Abstract

AbstractCyber‐physical Systems (CPSs) are characterized by entities in both the physical and the virtual space, thus enabling an immersion of the physical world into the cyberspace. Connectivity via the cyberspace allows CPS cooperation for new services in product service systems (PSS). In consequence, cooperating CPSs act as actors with interest in the CPS in focus. Considering the needs of human actors and cooperating CPSs is a challenging task in CPS development because of many actors, interdepending CPS functions, and multiple CPS interfaces.

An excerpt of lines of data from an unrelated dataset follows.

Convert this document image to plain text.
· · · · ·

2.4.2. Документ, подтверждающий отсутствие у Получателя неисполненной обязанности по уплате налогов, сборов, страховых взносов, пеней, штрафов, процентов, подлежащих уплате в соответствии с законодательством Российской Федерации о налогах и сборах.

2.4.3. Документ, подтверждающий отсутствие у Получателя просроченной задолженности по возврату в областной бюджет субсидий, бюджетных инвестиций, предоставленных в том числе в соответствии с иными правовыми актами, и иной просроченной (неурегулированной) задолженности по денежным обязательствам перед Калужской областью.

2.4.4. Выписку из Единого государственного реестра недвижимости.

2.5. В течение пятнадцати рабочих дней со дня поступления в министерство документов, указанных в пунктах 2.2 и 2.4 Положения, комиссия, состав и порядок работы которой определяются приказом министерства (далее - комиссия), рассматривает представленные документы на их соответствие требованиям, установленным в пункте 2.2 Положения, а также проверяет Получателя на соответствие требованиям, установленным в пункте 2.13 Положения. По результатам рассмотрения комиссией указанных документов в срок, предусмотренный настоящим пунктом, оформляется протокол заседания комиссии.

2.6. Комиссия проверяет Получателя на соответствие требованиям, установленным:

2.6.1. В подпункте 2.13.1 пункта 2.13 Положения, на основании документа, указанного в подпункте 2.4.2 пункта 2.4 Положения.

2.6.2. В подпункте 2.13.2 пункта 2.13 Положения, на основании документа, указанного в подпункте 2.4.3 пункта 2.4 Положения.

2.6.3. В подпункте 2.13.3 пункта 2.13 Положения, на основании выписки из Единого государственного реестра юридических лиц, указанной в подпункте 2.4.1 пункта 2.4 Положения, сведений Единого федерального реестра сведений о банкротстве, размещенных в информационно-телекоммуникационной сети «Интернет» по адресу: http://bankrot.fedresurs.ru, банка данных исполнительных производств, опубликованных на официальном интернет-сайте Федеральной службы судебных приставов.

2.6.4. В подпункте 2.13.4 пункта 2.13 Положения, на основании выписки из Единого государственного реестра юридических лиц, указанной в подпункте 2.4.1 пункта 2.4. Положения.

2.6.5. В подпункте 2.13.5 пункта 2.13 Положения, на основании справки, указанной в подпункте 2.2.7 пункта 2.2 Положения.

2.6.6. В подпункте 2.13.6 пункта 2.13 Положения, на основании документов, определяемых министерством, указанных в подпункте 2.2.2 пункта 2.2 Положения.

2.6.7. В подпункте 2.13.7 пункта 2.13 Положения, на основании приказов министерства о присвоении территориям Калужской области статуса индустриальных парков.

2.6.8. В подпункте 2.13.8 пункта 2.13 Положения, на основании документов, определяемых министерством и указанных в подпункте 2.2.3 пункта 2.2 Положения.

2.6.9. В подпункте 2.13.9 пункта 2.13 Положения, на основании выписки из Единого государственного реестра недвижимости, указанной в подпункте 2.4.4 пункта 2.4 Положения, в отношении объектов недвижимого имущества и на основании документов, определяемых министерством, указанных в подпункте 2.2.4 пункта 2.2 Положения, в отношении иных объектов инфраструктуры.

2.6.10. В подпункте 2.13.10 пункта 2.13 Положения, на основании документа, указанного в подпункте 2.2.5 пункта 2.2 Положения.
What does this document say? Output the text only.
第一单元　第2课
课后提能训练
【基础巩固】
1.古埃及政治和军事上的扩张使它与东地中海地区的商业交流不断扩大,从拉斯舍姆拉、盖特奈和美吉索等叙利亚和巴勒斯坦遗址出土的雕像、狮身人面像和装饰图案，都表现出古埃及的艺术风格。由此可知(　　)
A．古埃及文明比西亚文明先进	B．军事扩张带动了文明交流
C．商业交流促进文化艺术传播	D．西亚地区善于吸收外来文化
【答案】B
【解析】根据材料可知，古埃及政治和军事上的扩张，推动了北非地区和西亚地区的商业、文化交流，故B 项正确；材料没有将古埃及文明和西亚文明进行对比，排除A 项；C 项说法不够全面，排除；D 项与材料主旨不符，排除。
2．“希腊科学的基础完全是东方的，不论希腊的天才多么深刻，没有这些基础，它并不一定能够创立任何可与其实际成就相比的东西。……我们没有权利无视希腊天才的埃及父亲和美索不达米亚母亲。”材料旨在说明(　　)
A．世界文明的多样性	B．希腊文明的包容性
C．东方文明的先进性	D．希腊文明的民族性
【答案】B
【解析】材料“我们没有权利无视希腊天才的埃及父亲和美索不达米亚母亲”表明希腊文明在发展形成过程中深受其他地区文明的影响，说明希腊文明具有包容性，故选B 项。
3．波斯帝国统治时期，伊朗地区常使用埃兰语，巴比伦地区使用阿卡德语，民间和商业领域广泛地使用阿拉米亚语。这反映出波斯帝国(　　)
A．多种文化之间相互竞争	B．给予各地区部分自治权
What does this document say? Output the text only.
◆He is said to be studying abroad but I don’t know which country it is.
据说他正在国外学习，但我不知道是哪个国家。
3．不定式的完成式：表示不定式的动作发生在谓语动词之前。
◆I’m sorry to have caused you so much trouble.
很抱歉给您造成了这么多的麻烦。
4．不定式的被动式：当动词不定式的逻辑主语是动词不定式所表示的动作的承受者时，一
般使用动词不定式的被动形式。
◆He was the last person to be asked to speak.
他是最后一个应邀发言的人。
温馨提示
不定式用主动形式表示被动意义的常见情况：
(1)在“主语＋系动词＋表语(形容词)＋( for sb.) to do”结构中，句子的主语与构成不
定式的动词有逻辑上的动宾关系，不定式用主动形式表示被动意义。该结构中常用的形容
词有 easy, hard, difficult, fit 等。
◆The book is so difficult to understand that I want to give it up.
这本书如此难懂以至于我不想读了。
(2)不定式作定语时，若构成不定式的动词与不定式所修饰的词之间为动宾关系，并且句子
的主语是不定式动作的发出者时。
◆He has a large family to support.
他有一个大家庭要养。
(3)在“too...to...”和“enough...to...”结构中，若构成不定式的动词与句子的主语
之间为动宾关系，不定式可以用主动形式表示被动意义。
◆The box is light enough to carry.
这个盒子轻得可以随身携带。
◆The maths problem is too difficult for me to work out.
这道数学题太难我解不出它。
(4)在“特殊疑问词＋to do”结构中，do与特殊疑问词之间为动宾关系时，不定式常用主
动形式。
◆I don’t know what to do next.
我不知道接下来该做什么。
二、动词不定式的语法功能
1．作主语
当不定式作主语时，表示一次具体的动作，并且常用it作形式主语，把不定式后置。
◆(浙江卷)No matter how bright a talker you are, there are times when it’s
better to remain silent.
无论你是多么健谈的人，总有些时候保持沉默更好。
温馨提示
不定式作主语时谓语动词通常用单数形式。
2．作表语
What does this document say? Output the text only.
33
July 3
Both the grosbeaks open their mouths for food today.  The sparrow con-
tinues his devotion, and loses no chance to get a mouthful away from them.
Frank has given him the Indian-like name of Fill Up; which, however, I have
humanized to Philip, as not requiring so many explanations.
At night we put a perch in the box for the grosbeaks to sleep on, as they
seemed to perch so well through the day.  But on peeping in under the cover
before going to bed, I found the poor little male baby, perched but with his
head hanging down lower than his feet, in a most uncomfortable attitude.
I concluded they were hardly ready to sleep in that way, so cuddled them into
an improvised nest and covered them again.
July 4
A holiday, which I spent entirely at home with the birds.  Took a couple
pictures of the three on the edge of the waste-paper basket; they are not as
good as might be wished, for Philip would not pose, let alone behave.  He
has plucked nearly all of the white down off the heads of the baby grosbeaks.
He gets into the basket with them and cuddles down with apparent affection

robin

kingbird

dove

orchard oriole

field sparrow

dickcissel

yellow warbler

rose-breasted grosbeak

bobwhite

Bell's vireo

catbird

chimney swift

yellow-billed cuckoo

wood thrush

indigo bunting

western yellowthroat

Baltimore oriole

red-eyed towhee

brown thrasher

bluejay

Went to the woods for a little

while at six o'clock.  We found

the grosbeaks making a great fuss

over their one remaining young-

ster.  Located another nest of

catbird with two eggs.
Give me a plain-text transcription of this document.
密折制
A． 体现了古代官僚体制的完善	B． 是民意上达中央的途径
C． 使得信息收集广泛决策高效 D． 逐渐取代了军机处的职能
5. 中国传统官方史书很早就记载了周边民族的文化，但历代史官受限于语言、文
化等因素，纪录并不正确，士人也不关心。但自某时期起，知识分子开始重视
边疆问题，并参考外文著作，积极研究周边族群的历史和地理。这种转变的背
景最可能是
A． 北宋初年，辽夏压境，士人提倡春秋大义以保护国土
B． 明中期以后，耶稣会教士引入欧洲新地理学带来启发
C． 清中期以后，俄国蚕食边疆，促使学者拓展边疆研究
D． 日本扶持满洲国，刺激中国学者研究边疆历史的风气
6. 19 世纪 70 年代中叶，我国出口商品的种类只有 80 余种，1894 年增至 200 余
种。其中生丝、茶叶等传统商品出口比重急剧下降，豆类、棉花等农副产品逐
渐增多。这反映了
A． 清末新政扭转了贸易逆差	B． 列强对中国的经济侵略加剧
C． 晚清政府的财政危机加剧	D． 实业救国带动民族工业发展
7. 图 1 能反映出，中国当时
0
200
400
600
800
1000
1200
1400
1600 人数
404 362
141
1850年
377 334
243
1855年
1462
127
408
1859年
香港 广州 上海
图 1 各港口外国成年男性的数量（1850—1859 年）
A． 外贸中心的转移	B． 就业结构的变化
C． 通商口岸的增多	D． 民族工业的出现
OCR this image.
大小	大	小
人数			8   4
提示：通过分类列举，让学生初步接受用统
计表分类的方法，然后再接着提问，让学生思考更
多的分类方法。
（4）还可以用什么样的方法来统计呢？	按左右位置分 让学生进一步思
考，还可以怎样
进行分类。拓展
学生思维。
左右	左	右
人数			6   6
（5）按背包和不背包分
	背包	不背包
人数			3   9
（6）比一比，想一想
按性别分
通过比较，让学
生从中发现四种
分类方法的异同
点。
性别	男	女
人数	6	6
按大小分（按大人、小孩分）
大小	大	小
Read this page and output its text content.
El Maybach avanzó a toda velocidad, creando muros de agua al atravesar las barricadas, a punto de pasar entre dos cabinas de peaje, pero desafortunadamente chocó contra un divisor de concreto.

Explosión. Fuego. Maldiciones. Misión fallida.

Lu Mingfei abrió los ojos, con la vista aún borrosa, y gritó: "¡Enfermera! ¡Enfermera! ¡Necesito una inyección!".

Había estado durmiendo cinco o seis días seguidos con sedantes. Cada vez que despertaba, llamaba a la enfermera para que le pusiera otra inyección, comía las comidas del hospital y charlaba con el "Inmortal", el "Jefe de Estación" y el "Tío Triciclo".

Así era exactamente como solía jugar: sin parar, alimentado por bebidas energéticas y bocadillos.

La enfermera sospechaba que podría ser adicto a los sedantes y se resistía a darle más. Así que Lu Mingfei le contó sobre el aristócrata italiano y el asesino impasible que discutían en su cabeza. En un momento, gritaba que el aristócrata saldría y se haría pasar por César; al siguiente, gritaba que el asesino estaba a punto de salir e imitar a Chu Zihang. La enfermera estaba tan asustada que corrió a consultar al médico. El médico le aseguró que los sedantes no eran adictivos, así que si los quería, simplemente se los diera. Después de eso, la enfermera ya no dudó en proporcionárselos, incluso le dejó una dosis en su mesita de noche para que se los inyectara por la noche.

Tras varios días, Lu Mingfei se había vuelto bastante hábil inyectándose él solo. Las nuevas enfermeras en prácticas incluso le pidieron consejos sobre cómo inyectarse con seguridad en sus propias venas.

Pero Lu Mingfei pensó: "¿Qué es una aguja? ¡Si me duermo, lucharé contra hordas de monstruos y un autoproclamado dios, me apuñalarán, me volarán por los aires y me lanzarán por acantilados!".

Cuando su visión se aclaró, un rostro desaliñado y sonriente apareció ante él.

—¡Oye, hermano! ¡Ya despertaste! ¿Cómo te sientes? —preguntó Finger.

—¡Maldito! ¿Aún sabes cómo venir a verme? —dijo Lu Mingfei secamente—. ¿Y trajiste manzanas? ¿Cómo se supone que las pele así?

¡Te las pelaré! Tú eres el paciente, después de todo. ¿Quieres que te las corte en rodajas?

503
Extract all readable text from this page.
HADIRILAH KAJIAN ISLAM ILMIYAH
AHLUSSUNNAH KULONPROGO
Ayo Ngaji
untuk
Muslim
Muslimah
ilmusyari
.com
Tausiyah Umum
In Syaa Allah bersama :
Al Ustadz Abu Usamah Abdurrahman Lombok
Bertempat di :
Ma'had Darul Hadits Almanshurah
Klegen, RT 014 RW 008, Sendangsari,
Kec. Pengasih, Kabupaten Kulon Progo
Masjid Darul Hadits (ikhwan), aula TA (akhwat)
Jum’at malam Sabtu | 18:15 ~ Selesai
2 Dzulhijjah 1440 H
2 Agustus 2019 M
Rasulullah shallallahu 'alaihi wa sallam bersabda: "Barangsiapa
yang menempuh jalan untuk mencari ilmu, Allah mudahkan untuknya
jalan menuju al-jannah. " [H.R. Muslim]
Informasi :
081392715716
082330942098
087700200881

For systems, the known Functional Architectures for Systems (FAS) method offers a solution approach for deriving functional system architectures from system use cases originating from human actors. For CPS development, this publication presents an expansion of the FAS method for developing functional architectures based on use cases originating from human actors as well as from cooperating CPSs and offers a model‐based approach based on the method description. In the authors’ opinion, interconnectable CPSs and models of cooperating CPSs can be integrated and interconnected with each other into a unifying aggregated model to represent the joint behavior of CPSs in an aggregated system. The paper explains this novel approach through a CPS functional architecture development example related to the prediction of remaining boarding time in an aircraft. The result is an approach that allows the consideration of initial CPS functions and new aggregated system functions, that pays special attention to the interconnectivity of CPSs and the required interfaces, and enables the systematic analysis of functions for the identification of redundancies.